De este mismo sentimiento de inmortalidad participa la gran
escritora catalana Mercedes Salisachs. Le pegunta Gironella: “¿Cree usted que
hay en nosotros algo que sobrevive a la muerte corporal?”. Y responde la
novelista con pleno convencimiento: “Más aún: creo que somos totalmente
inmortales, ya que, excluido el período de separación entre el alma y el
cuerpo, una vez resucitados, también el cuerpo tendrá derecho a la
inmortalidad. Además, añade la señora Salisachs, Cristo lo dice bien claramente
en el Evangelio al referirse al Padre: “El Dios de Abraham es un Dios de vivos,
no de muertos”. Así que creo firmemente en la resurrección de la carne y en la
inmortalidad”.
La novelista catalana lleva la supervivencia a su máxima y
auténtica dimensión, la resurrección de los cuerpos. Y basa su razonamiento en
la cita bíblica originada en el Antiguo Testamento y repetida en el Nuevo
Testamento, de que Dios es un Dios de vivos. La inmortalidad, pues, se impone,
a menos que dejemos a Dios, al final de los tiempos, reinando sobre un mundo de
cadáveres.
El alma parte a gozar la presencia de Dios desde el instante
mismo de la muerte. Pero también el cuerpo se levantará un día transformado por
el poder de la resurrección y habitará eternamente en los dos lugares de
duración eterna que la Biblia señala en el más allá. ¿Cómo? El hecho sigue
siendo un misterio que Dios revelará plenamente en su día. San Pablo no lo
explica, ero lo cree y lo proclama: “He aquí – dice-, os digo un misterio: no
todos dormiremos; pero todos seremos transformados, en un momento, en un abrir
y cerrar de ojos, a la final trompeta; porque es necesario que esto corruptible
se vista de incorrupción, y esto mortal se vista de inmortalidad, entonces se
cumplirá la palabra que está escrita: Sorbida es la muerte en victoria”
(1ªCoritnios 15:51-54)
En otro lugar de la Biblia, el apóstol aclara que la
transformación de los cuerpos muertos, desechos, convertidos en polvo, comidos
por las fieras, devorados por los peces, incinerados en los crematorios, será
llevada a cabo por el mismo Jesucristo. “Nuestra ciudadanía – escribe- está en
los cielos, de donde también esperamos al Salvador, al Señor Jesucristo; el
cual transformará el cuerpo de la humillación nuestra, para que sea semejante
al cuerpo de la gloria suya, por el poder con el cual puede también sujetar a
sí mismo todas las cosas” (Filipenses 3:20-21)

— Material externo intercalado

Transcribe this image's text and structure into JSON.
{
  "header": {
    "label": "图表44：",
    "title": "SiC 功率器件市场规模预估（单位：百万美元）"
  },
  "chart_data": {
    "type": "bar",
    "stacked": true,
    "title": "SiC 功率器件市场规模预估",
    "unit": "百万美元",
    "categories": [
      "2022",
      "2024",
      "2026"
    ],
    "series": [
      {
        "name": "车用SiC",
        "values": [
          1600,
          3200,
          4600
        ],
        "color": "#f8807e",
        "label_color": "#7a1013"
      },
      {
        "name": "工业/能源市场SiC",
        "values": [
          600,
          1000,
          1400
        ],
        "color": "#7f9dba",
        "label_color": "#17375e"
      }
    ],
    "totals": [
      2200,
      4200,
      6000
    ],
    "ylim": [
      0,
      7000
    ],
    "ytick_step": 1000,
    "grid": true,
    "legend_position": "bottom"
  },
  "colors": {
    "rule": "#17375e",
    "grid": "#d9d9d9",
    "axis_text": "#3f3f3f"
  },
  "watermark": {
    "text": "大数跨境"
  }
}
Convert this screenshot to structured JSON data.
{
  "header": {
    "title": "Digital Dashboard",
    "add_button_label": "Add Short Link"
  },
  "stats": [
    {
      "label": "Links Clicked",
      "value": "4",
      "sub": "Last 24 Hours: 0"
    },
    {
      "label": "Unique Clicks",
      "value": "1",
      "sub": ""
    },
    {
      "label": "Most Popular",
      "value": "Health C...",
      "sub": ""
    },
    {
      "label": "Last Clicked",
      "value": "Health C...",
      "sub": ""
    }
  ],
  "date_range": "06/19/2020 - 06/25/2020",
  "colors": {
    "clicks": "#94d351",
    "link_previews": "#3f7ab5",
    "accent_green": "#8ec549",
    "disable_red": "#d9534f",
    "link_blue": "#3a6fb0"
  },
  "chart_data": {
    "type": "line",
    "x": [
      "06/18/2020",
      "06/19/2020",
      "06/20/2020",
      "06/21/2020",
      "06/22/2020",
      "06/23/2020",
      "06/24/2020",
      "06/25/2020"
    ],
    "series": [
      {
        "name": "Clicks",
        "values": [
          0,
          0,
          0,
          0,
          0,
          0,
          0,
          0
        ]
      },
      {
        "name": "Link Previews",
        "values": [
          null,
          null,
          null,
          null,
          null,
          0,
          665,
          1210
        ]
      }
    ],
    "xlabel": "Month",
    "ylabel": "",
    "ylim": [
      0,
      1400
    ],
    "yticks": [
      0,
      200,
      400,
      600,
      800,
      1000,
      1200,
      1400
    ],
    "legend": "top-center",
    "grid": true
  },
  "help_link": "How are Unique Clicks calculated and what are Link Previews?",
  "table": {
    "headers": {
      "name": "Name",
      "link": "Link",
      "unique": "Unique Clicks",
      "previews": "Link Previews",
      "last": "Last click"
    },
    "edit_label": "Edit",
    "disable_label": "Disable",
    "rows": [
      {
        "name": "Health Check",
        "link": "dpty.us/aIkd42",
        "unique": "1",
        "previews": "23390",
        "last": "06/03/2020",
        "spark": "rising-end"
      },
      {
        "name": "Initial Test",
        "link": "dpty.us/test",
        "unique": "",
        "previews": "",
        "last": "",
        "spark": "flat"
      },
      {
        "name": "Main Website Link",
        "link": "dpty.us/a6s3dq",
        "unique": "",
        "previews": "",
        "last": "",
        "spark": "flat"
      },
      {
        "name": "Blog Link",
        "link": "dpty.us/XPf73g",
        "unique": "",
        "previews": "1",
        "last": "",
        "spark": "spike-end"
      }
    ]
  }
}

No hace falta más. El poder mostrado por Dios en la creación
del mundo; el poder que movió su corazón para enviar al Hijo a redimirnos; el
poder de la Cruz vencida y de la tumba abierta, entrará en actividad de nuevo a
la hora de resucitar los cuerpos muertos. Y este poder – poder bendito-
presidirá la continuación de la vida al otro lado de esta enorme muralla física”.